アーティストのファンサイトを運営、VR制作子会社を持つ3661エムアップホールディングス(2022年3月期売上高13,574百万円)、3668コロプラ(2022年9月期売上高32,542百万円)や3815メディア工房(2022年8月期売上高2,203百万円)、3903gumi(2022年4月期売上高18,942百万円)などオンラインゲームを主力とする企業などもVRに取り組んでいる。

連結の範囲

主要グループ会社としてエンターテック事業を担うパルス株式会社や株式会社VOYZ ENTERTAINMENT、グラム株式会社、IGNIS AMERICA,INC.と持分法適用関連会社2社が挙げられる。

強み・弱み

エンジニア出身者が代表取締役を務め(同社によると日本でそれほど多くない)、エンジニアの意向が経営判断に活かせる組織となっている。
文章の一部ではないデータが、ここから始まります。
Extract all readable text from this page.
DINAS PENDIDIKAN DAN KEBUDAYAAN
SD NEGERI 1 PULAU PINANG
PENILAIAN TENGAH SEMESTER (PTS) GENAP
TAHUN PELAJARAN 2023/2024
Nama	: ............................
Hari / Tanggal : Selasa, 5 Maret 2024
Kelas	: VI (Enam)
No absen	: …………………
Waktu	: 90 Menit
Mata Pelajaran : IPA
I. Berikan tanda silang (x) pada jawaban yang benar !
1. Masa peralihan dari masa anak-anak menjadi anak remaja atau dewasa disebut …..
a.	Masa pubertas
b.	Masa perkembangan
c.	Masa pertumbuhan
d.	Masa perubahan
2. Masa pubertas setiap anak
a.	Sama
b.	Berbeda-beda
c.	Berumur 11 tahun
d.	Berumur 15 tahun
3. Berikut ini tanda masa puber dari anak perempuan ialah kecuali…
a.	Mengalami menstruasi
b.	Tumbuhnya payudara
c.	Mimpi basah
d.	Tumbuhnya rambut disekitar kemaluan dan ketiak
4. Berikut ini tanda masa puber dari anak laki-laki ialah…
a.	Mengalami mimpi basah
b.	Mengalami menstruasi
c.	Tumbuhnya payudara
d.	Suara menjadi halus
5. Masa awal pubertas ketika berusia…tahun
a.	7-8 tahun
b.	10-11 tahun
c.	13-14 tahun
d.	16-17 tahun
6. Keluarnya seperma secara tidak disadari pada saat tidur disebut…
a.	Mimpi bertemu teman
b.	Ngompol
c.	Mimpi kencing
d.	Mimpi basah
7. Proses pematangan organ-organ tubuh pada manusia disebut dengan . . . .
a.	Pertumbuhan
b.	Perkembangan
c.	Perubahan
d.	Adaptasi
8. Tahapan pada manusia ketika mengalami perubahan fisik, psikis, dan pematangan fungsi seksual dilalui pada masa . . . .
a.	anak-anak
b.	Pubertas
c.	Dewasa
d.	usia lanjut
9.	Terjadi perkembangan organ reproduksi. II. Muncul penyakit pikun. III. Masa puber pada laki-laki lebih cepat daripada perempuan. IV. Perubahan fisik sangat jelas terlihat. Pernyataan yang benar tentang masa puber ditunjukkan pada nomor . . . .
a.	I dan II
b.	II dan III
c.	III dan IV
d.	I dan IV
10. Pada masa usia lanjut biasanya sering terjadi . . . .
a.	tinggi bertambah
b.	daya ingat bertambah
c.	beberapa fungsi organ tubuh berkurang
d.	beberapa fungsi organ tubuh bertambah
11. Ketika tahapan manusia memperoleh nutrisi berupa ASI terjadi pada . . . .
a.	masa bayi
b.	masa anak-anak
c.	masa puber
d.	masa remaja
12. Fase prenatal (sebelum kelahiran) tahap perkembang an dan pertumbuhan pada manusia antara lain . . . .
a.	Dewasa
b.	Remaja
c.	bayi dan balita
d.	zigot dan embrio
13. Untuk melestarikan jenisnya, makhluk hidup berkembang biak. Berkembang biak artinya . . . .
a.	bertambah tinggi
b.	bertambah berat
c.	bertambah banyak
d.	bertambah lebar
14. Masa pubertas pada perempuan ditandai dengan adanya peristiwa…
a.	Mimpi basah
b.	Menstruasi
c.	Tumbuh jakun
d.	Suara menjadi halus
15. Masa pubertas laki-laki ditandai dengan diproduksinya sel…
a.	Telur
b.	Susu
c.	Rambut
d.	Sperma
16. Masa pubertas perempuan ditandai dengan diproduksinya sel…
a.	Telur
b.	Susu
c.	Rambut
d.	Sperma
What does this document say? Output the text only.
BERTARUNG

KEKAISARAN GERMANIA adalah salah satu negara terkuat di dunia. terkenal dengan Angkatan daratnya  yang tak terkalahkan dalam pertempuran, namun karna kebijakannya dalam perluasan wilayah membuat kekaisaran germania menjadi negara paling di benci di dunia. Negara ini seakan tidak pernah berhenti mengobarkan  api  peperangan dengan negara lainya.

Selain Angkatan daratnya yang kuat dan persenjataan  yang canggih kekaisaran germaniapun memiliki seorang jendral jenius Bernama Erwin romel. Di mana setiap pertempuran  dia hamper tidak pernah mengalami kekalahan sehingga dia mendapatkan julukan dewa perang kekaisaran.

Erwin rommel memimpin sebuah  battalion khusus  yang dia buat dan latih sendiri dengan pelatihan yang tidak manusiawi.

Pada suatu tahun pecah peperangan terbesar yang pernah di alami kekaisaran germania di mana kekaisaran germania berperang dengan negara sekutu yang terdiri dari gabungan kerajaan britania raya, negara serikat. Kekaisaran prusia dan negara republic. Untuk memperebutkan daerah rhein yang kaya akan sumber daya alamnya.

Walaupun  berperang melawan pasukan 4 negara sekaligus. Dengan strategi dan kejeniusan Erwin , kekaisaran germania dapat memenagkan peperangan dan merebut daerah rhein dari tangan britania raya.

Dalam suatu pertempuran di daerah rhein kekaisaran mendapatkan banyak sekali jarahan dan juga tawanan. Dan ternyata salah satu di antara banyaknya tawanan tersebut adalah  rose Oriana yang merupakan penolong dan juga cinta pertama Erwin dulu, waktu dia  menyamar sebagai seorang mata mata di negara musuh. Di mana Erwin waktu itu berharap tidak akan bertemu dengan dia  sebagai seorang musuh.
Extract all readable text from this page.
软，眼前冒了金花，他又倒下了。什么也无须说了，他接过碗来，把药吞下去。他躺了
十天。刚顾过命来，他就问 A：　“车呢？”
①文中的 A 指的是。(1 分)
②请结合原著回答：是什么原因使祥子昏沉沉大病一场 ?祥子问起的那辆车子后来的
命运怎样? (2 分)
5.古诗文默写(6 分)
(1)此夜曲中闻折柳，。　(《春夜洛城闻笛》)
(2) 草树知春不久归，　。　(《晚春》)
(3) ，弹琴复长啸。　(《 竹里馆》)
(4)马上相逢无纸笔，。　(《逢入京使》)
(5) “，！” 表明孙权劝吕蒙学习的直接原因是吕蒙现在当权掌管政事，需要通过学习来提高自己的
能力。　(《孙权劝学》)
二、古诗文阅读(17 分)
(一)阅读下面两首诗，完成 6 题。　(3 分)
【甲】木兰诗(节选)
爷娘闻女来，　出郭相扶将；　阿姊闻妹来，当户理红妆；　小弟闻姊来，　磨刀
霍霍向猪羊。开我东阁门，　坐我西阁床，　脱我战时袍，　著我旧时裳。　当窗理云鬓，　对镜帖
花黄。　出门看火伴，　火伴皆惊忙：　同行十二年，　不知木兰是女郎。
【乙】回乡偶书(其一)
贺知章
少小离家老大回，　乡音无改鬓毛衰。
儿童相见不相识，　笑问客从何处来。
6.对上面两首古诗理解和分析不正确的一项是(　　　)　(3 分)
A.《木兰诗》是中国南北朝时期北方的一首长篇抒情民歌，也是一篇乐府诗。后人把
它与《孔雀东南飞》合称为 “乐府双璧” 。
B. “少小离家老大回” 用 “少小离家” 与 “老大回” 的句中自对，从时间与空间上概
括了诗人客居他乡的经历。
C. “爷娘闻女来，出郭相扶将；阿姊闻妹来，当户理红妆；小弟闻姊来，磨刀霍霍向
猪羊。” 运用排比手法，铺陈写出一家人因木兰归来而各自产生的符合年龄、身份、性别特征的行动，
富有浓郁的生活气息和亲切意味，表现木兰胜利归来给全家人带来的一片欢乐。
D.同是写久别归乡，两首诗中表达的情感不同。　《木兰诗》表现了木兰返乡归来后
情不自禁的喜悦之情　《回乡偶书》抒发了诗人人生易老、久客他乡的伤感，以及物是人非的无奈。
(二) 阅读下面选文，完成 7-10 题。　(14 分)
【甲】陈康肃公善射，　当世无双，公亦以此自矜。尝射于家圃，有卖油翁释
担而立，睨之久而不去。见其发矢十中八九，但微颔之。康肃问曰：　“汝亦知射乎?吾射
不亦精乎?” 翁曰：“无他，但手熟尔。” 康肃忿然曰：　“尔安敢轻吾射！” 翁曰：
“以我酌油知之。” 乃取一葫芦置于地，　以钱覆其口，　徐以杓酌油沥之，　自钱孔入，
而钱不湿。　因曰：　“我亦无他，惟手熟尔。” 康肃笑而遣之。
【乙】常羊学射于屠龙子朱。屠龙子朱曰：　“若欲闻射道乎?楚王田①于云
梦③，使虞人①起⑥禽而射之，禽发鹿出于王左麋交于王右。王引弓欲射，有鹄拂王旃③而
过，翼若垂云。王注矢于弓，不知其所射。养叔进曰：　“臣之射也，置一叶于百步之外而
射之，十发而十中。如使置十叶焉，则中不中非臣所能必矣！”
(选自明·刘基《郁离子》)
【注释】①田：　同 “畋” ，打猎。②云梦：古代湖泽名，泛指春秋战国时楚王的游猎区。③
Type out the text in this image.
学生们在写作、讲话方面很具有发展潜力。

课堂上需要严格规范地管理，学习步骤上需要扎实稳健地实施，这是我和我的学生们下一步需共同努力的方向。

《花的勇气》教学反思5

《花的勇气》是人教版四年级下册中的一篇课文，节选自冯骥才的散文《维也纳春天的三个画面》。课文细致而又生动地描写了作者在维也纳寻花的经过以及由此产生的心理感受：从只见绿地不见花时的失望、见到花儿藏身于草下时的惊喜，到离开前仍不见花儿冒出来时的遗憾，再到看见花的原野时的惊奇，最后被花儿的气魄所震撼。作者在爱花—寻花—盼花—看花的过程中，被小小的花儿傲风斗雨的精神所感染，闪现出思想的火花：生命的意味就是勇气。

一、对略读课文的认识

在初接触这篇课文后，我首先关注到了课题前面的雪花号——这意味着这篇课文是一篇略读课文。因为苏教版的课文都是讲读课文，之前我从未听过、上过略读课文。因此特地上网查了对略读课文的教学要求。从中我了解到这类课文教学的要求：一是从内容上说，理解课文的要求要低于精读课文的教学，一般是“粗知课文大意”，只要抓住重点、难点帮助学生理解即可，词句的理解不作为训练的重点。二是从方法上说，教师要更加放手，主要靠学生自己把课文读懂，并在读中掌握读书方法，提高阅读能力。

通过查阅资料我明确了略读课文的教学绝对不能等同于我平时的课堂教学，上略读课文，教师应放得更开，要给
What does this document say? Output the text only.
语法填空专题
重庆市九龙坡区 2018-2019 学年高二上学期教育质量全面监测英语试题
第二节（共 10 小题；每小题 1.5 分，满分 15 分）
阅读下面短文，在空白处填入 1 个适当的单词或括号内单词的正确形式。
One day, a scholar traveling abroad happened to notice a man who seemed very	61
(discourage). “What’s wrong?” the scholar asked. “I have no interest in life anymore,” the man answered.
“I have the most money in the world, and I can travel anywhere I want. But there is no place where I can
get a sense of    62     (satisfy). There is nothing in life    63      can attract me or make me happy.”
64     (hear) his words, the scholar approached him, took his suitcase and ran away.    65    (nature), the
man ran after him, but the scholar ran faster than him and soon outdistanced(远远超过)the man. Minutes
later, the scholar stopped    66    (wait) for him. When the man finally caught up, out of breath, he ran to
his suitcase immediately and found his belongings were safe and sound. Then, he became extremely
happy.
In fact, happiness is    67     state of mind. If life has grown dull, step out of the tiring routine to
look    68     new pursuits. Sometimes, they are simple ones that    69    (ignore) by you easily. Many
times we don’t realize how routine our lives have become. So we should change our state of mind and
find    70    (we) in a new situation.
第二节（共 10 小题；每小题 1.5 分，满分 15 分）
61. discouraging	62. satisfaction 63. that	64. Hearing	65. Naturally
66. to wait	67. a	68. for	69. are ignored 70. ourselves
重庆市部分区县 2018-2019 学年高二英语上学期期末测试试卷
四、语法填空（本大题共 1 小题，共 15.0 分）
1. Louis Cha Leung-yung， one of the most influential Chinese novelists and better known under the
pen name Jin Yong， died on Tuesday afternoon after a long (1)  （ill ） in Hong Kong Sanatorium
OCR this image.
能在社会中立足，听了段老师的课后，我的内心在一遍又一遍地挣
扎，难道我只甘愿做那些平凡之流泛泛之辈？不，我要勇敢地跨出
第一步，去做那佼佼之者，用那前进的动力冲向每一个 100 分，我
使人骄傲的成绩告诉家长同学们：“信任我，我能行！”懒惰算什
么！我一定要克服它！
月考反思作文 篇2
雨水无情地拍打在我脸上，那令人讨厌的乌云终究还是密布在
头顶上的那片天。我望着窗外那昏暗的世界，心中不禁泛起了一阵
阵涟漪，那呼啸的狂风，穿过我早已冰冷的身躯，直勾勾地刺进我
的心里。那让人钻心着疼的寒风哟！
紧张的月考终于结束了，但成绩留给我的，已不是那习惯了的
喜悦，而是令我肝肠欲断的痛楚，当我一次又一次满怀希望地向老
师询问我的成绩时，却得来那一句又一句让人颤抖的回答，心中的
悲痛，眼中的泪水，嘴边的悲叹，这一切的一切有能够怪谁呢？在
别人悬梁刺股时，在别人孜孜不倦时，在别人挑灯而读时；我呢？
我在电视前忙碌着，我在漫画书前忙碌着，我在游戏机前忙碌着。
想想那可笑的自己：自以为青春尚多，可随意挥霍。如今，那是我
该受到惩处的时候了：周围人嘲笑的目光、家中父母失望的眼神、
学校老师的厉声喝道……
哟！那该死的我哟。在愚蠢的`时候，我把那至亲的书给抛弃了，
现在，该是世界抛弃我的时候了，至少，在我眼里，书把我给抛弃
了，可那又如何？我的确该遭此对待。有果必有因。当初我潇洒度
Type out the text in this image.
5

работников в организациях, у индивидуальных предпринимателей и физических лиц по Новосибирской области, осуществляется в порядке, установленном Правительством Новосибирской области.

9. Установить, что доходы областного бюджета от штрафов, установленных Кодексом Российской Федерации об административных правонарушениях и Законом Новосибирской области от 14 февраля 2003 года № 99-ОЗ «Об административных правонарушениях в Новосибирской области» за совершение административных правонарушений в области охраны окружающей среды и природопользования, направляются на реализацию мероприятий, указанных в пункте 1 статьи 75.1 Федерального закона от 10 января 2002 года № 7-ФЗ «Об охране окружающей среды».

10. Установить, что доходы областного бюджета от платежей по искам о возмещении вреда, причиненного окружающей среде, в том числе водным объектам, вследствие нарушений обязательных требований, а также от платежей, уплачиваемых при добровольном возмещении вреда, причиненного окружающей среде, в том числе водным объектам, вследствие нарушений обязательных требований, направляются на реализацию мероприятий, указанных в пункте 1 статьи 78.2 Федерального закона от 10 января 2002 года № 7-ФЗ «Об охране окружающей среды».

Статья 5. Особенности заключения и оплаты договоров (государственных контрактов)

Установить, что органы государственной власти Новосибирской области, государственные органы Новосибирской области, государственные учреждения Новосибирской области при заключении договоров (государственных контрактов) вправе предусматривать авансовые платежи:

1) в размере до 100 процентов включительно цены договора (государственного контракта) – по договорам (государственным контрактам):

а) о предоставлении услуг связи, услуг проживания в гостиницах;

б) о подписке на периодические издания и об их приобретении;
今後の成長が期待されるVR市場に注力するが、主力だったマッチング事業の独立により、売上高は大きく減少しているものと考えられる

KPI

①VR市場規模
②自社IPファン数

業績

MBOにより株式が非公開化されたため、2021年9月期第2四半期以降は業績の開示がなされていない。2016年9月期から2020年9月期の5期は売上高ほぼ横ばい。経常利益は2018年9月期以降エンターテック事業への先行投資が膨らみ、赤字が続く。営業CFは2017年9月期以降マイナスを継続、投資CFは2019年9月期を除いてマイナスを継続。財務CFは継続してプラス。自己資本比率は2020年9月期で54.4%と、前期の56.4%からほぼ横ばい。